The treatment of humeral fractures can be conservative (non-surgical) or surgical. The decision is made taking into account the type of fracture trace, the number of fragments and the anatomical location of the fracture. In conservative treatment the immobilization can be done with a plaster or with a Gerdy, again according to the characteristics of the fracture and usually lasts at least up to six weeks.

The surgical treatment once again aims at the correct positioning of the bone fragments and a fixation that allows an early mobilization. Two different systems can be used. The plates, which is rarer or the dowels. These are approximately humeral length metal rods that ensure alignment and length and are complemented with transverse screws to ensure correct rotation.

The elbow fractures 

The elbow fractures are of various types and may or may not be associated with dislocation of the elbow.

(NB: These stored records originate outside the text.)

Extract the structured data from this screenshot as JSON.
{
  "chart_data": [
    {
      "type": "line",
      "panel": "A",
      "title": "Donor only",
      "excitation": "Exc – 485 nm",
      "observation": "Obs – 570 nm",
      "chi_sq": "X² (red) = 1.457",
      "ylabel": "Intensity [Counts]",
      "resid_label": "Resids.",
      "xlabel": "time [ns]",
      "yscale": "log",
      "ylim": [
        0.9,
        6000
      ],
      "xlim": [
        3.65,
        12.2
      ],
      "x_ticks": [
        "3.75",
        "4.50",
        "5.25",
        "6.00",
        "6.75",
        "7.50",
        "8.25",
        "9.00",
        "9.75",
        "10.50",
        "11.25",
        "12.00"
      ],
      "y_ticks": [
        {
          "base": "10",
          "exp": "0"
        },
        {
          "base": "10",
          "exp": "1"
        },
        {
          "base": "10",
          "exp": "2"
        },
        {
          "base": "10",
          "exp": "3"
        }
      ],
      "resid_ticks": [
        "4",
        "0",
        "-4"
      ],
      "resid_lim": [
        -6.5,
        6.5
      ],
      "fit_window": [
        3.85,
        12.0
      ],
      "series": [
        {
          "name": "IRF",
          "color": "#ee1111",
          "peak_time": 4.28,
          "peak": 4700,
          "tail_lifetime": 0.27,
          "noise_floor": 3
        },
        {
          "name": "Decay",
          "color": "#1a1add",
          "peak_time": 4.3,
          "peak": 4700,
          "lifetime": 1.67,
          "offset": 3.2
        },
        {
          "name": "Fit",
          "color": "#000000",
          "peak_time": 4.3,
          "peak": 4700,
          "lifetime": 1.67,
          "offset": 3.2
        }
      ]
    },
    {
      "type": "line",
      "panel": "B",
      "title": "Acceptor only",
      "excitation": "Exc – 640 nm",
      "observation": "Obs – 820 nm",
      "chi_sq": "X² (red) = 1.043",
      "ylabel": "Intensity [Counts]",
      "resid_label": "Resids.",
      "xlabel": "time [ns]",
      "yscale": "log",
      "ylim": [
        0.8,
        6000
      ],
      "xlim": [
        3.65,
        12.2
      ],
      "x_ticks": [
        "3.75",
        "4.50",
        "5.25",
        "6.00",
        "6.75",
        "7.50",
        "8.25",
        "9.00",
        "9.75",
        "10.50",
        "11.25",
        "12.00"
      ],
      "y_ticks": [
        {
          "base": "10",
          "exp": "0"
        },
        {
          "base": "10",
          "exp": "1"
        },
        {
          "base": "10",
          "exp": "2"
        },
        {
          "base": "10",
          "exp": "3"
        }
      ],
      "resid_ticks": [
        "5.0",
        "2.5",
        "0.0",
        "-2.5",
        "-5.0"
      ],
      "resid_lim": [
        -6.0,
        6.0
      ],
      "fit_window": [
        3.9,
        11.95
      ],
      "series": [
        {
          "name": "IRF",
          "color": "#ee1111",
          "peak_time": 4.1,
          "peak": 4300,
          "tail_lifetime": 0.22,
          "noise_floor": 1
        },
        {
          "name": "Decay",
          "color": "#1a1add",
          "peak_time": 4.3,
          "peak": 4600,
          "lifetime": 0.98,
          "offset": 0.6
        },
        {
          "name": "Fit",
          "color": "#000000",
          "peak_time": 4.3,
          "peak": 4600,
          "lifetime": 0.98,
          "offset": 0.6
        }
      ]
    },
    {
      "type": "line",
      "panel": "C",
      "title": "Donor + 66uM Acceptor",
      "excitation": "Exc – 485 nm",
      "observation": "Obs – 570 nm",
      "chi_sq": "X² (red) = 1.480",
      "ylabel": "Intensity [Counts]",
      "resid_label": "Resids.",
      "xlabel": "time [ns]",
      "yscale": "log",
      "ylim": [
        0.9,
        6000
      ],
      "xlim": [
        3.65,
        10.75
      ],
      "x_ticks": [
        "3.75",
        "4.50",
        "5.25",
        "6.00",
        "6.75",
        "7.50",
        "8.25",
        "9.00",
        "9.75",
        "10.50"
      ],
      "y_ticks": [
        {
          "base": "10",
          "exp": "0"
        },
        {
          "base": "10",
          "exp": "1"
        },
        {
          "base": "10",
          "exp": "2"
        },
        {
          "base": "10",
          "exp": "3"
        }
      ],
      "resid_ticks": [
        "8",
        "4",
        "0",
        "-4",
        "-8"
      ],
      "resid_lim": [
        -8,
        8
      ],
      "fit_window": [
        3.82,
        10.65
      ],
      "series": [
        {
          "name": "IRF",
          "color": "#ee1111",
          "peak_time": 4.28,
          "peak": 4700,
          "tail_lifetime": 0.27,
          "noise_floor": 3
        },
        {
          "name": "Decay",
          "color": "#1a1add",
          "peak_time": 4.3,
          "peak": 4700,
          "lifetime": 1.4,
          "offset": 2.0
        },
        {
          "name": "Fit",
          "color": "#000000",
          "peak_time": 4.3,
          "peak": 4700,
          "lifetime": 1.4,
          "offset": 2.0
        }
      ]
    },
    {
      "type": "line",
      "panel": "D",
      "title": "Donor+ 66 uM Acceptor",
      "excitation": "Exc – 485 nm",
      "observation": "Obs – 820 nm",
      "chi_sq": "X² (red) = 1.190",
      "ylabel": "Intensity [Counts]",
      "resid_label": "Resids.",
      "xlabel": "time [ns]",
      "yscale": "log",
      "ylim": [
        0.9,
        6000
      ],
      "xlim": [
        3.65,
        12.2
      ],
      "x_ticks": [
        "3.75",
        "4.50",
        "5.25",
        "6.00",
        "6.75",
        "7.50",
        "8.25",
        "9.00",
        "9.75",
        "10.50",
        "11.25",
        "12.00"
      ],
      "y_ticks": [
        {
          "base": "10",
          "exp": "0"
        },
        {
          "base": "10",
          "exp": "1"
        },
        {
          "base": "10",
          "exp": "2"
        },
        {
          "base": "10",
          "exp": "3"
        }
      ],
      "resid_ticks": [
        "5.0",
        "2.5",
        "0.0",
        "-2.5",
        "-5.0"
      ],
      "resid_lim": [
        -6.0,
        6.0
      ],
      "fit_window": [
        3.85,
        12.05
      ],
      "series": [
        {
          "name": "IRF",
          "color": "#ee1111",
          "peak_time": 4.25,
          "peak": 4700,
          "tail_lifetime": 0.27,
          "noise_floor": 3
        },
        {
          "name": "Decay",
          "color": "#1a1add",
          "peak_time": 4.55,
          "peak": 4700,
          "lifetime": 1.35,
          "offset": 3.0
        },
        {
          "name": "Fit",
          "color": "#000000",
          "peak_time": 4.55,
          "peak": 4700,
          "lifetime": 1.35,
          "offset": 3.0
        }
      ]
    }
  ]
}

The simplest fractures are olecranon fractures and radial tacicle fractures. The first, unless there is complete coaptation (the bone is only cracked), have surgical indication. In most cases a voltage band device is used which enables early mobilization. Radial tactical fractures if they have separate fragments or with a certain angle may have surgical indication. Depending on the type of fracture, we can only remove the fragment, remove the entire tacicle, assemble and fix the fracture using a plate and screws, or replace it with a prosthesis. Consistently treating these fractures has a good functional outcome.

More complex is the association of these fractures with elbow dislocation. In this case, ligament injuries are associated that need to be evaluated and sometimes repaired.

Also complex are fractures of the distal end of the humerus due to the number and size of the fragments that constitute the fracture. These are fractures that in most cases have surgical treatment and require a complex surgical technique that aims at the correct fixation of the fragments using plates and screws. This technique allows early mobilization to avoid significant decreases in mobility.

The fractures of the forearm bones

The fractures of the forearm bones can occur with only a fractured bone or associated fractures of both bones. These work together and it is therefore essential that the anatomical relationships be maintained between them. For this reason, these fractures almost always require surgical intervention. Except in children the treatment is done with plates and screws since it is essential that with a direct approach the anatomy is restored.